Baştan söylemekte fayda var; “benim takımım hiç yanlış yapmaz ve yanlışlar sadece rakip takımlara özgüdür” gibi bir düşünceye sahipseniz bu yazıyı okuyarak vakit kaybetmenize gerek yok. Veya aklınızdan “iyi de herkes böyle yapıyor” diyerek yapılan yanlışları savunmak geçiyorsa naçizane tavsiyem yine aynı olacaktır.
Boluspor, Ertuğrul Taşkıran’ı Fenerbahçe’den 1 milyon avro karşılığı transfer etti. Boluspor’un toplam takım değeri bu transfer öncesinde 6 milyon avro civarındaydı ve bu transferden birkaç gün önce Gaziantepspor’dan başka bir kaleci, Gökhan transfer edilmişti. Ayrıca bu transfer, Fenerbahçe’nin UEFA’ya futbolcu listesini bildireceği son günde gerçekleşti ve bu transfer sayesinde sarı lacivertlilerin yeni transferleri Valbuena ve Dirar oyuncu listesine eklenebildi. Bir de Boluspor rekor ücretle transfer ettiği Ertuğrul ile sadece bir yıllık sözleşme imzaladı ve transfer anlaşmasında Fenerbahçe’nin oyuncuyu geri alma seçeneği yer aldı.
Yukardaki verileri alt alta koyup toplayınca çıkan sonuç belli: bu transfer Fenerbahçe’nin finansal adil oyun kıskacından çıkması için yapıldı ve elbette çok büyük bir yanlışa imza atılmış oldu.

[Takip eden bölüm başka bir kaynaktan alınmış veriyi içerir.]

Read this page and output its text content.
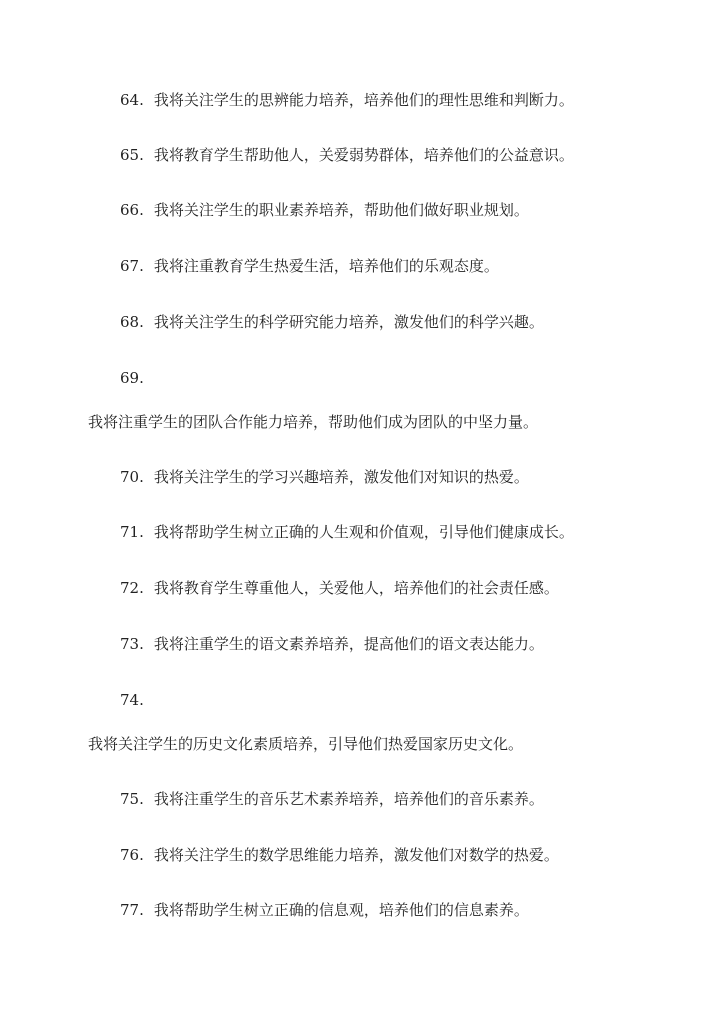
64. 我将关注学生的思辨能力培养，培养他们的理性思维和判断力。
65. 我将教育学生帮助他人，关爱弱势群体，培养他们的公益意识。
66. 我将关注学生的职业素养培养，帮助他们做好职业规划。
67. 我将注重教育学生热爱生活，培养他们的乐观态度。
68. 我将关注学生的科学研究能力培养，激发他们的科学兴趣。
69.
我将注重学生的团队合作能力培养，帮助他们成为团队的中坚力量。
70. 我将关注学生的学习兴趣培养，激发他们对知识的热爱。
71. 我将帮助学生树立正确的人生观和价值观，引导他们健康成长。
72. 我将教育学生尊重他人，关爱他人，培养他们的社会责任感。
73. 我将注重学生的语文素养培养，提高他们的语文表达能力。
74.
我将关注学生的历史文化素质培养，引导他们热爱国家历史文化。
75. 我将注重学生的音乐艺术素养培养，培养他们的音乐素养。
76. 我将关注学生的数学思维能力培养，激发他们对数学的热爱。
77. 我将帮助学生树立正确的信息观，培养他们的信息素养。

Aylar önce Tudor ile ilgili bir yazımda İngiltere’deki Starbaks davasından örnek verip oradaki savcının Starbaks yetkilisine “biz sizi yasal olmamakla değil etik olmamakla suçluyoruz” dediğinden bahsetmiştim; aynı durum burada da söz konusu. Bu iş için UEFA’nın Fenerbahçe’ye bir ceza vereceğini sanmıyorum, vermemesi de gerekir çünkü ortada kural dışı bir durum yok, sadece yanlışa kılıf uydurma var. Fakat kurallar esnetilmek veya onlara uymamaya kılıf uydurmak için değil onlara uyulması için varlar ve Fenerbahçe yönetimi bu “dâhiyane” çözüm ile hem büyük bir yanlış yaptı hem de büyük bir risk aldı.

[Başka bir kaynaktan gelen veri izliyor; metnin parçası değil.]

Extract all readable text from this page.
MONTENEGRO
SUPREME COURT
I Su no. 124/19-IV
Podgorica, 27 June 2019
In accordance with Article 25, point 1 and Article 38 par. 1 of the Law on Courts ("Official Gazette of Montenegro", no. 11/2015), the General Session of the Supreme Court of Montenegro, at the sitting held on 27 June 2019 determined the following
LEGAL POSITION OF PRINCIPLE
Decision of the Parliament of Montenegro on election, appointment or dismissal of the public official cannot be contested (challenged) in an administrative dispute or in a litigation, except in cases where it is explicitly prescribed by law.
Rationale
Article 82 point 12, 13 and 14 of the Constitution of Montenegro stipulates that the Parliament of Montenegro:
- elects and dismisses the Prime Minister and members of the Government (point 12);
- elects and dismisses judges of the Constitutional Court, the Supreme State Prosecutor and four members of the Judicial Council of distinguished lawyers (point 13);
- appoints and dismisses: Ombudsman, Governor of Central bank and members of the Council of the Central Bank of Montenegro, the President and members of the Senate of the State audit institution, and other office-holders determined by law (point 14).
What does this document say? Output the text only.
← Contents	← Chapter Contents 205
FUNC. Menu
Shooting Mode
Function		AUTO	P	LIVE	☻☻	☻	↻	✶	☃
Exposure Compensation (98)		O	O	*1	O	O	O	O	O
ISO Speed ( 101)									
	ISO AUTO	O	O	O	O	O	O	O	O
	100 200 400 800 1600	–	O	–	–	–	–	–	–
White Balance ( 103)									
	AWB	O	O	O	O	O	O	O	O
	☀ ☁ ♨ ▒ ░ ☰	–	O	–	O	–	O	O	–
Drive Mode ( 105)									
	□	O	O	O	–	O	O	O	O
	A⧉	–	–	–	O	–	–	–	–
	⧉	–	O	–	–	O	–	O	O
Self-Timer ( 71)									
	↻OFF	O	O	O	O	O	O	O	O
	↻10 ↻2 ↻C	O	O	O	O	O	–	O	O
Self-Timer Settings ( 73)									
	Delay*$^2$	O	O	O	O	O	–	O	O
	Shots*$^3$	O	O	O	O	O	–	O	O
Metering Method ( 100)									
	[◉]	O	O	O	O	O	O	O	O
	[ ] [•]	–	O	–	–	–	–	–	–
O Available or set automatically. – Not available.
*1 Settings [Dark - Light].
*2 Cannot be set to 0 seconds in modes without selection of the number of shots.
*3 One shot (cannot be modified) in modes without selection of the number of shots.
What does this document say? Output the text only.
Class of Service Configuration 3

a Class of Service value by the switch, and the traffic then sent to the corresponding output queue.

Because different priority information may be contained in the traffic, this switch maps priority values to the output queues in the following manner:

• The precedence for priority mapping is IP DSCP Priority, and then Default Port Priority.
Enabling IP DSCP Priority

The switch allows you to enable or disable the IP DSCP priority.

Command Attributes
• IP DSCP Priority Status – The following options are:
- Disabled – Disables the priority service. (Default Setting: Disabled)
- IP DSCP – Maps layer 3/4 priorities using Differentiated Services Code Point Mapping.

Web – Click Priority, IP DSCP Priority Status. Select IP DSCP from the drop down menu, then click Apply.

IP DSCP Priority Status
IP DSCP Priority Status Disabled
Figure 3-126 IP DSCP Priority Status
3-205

Bu uğurda Galatasaray’ın Snayder’e önce astronomik bir ceza verip sonra affetmesi, Beşiktaş’ın çok yüksek ücretlere sattığı oyuncuları bir yıl sonra kadrosuna katmış olması veya Monako’nun, PSG’nin yaptıkları Fenerbahçe’nin de aynı yanlış yollara girmesini gerektirmediği gibi bunu meşrulaştırmıyor da.
Bir de bu etik dışı davranışa “iyi de bu iş sadece Avrupa ile ilgili, bu oyuncular ligde zaten oynayabilecekti, Avrupa için kulüplerin birbirini desteklemesi lazım. Bu nedenle bu konuyu fazla uzatmayalım” diyenler var. Bu, açıkça yanlışı örtbas çağrısı. Eğer yanlışı örtbas ederseniz bir süre sonra tüm yanlışlara bir kulp bulunacağından ortada hiçbir doğru kalmayacaktır.
Sadece sporda değil tüm işlerimizde en büyük eksikliklerimizden biri yanlış tanımımızın, yanlışın kim tarafından yapıldığına göre değişmesi veya kısaca her yanlışa yanlış diyememek. Teşhisi koyamayınca da tedavi olanaksız hale geliyor. Fenerbahçe’nin bu “askerlik” misali Ertuğrul operasyonu yanlıştır. Hayatta olmadığı gibi futbolda da başarıya giden her yol mübah değildir. Yeri geldiğinde etik, ahlâk ve adalet nutukları atan kulüp yöneticileri bu yaptıklarıyla tüm olumlu söylemlerini taca çıkarıyor, inandırıcılıklarını kaybediyor. Onlar bu işi dosdoğru yapmak zorundalar zira kimsenin yüz yıllık kulüplere leke bulaştırmaya hakkı yok.